Pratchett's Octarine might have been inspired by Bonewits' Real Magic, but the circle would not be complete until Chaos Magic adopted its idea of eight colours of magic, not only bringing Pratchett into the mix but also Bonewits and even Edward DeBono's "six coloured hats" game, into occult teachings. Art holding a mirror up to life holding a mirror up to art.
A New Century
With the new millennium, new problems have arisen. The world has, once again, gone backwards socially. Books are being banned in the United States as a terrifying vision of Margaret Attwood threatens to rise. Music has lost its way; politics has lost its way; wars are being fought just for the sake of it, the original causes of those wars long forgotten and those in charge making entirely too much money from them to ever want those wars to stop.

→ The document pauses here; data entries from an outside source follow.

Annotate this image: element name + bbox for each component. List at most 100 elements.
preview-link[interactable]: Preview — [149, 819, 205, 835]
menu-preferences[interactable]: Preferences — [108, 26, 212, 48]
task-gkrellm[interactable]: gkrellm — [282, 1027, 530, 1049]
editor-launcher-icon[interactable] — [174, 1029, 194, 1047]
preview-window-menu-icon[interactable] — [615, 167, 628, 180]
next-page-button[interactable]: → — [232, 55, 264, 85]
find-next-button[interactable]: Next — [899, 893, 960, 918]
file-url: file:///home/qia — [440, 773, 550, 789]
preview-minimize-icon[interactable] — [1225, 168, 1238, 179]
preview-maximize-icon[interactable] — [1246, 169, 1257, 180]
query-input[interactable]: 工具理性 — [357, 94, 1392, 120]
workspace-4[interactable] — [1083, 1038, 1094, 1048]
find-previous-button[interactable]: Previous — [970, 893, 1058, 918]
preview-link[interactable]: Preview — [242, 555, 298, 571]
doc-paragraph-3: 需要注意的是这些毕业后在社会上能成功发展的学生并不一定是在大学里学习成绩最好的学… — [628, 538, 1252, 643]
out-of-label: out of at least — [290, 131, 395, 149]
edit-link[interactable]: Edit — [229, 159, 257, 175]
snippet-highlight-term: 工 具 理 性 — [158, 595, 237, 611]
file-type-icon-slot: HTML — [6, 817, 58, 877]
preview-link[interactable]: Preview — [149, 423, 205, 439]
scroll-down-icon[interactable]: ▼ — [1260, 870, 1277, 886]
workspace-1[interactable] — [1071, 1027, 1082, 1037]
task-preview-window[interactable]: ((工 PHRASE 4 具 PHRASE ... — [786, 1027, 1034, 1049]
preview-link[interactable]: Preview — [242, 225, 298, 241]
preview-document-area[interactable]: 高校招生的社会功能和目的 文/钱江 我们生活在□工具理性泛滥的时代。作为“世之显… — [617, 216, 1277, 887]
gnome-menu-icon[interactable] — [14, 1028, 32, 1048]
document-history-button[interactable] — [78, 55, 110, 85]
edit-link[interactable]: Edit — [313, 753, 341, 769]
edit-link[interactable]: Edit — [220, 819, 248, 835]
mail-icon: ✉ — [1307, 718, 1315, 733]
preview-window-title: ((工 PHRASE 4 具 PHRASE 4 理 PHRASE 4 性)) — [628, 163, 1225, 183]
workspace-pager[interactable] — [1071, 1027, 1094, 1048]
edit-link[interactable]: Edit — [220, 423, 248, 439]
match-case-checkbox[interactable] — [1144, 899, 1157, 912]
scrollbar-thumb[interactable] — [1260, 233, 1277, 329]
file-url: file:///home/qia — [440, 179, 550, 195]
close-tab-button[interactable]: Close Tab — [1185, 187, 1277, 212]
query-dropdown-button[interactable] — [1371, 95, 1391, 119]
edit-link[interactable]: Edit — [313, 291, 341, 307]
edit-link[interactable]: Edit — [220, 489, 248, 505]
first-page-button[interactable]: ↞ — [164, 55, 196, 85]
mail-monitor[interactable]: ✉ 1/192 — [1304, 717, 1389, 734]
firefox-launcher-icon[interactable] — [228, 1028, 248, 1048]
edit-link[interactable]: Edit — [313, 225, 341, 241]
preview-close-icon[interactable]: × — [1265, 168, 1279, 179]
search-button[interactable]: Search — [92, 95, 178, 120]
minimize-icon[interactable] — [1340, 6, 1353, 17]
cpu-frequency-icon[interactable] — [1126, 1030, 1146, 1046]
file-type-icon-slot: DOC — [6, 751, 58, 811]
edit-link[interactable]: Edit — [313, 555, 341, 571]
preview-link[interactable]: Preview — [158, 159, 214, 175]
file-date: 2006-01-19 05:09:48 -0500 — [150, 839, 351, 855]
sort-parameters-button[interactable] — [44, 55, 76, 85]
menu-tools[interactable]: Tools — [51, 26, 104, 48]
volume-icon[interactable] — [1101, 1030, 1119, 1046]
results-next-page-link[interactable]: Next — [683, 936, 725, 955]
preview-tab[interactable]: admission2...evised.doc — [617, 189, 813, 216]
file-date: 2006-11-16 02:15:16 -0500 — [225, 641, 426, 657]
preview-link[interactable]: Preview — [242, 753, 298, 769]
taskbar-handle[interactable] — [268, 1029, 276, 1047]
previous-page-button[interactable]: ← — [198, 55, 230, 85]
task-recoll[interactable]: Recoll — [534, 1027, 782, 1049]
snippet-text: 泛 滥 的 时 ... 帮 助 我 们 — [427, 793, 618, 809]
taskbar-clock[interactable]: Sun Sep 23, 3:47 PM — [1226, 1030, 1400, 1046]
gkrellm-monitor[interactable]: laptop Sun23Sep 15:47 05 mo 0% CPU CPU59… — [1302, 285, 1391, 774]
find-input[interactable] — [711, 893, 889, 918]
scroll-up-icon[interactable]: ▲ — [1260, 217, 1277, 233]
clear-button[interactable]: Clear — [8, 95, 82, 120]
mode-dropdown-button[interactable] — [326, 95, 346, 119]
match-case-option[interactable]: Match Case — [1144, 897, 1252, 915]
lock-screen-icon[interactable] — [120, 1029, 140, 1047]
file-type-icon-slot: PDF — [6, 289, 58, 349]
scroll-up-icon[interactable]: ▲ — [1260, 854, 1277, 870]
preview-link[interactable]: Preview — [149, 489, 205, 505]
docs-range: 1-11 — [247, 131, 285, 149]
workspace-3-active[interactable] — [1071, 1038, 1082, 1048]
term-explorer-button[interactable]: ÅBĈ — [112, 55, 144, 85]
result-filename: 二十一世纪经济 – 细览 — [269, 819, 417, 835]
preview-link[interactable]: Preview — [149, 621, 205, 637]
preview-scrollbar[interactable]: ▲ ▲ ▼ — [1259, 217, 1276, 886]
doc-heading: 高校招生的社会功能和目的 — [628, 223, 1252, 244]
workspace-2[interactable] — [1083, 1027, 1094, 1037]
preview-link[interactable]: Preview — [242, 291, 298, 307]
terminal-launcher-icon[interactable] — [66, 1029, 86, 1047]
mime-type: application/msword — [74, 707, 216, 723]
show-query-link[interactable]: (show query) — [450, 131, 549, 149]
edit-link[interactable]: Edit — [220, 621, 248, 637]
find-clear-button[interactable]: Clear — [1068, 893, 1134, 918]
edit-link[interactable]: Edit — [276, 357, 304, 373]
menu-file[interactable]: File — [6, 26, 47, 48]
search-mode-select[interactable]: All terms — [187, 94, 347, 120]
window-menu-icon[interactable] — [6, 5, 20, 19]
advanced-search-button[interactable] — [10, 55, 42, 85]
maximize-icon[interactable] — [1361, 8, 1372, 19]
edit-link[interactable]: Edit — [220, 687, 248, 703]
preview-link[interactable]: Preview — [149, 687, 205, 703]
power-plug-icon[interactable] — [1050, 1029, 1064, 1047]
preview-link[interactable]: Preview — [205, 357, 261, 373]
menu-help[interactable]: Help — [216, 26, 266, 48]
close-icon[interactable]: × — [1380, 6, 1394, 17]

In fiction, too, the modern world may have lost its way. Books coming out nowadays tend to cater for the YA mindset; dark fantasies of sparkly vampires and wars between bloodsuckers and scruffy werewolves might seem new to the young and gullible, but they have been done before, across the roleplaying table, with White Wolf's games Vampire: the Masquerade and Werewolf: the Apocalypse set in a World of Darkness. Nancy A Collins also beat Stephanie Meyer to the punch long, long ago with her story Wild Blood, featuring a young werewolf, and Sunglasses After Dark, introducing Sonja Blue.
The late Nineties gave the world stories such as The Invisibles, which gave Chaos Magic the mainstream platform it needed, and 2000AD has featured stories of occult forces in the modern world since the Seventies - the original Judge Dredd was going to be about a punk occult copper dispensing justice in a hardboiled world of supernatural weirdness, a role which would enthusiastically be taken up in this century in the form of the TV series Supernatural and Jim Butcher's The Dresden Files.
The rebooted World of Darkness revived the character of the modern world practitioner of magic, in the form of the roleplaying game Mage: the Awakening. Now, instead of belonging to Traditions, a mage could pick a Path - enchantment (Acanthus), warlockry (Mastigos), necromancy (Moros), theurgy (Obrimos) or shamanism (Thyrsus).
But the end product was the same - hardboiled mages in trenchcoats, leaning against street corners, reading occult symbolism in a lonely billboard advertisement across the road as the rain sleets down.
Whither Sorcery?
Sorcery old and new, whether set on the streets of a gritty modern Los Angeles, some quasi-mediaeval Middle Earthlike pastiche or a science fiction setting thousands of years from now and a hundred light years away, looks like it will always have a place in fiction in years to come.
Even if only in the pages of fiction, mankind will practice its sorceries out there amongst the stars, rather than huddled in the ruins.
And as Merlin said, in a TV episode of The Time Tunnel:-
"The Twentieth Century? The very heyday of magic, and you, sir, do not believe?"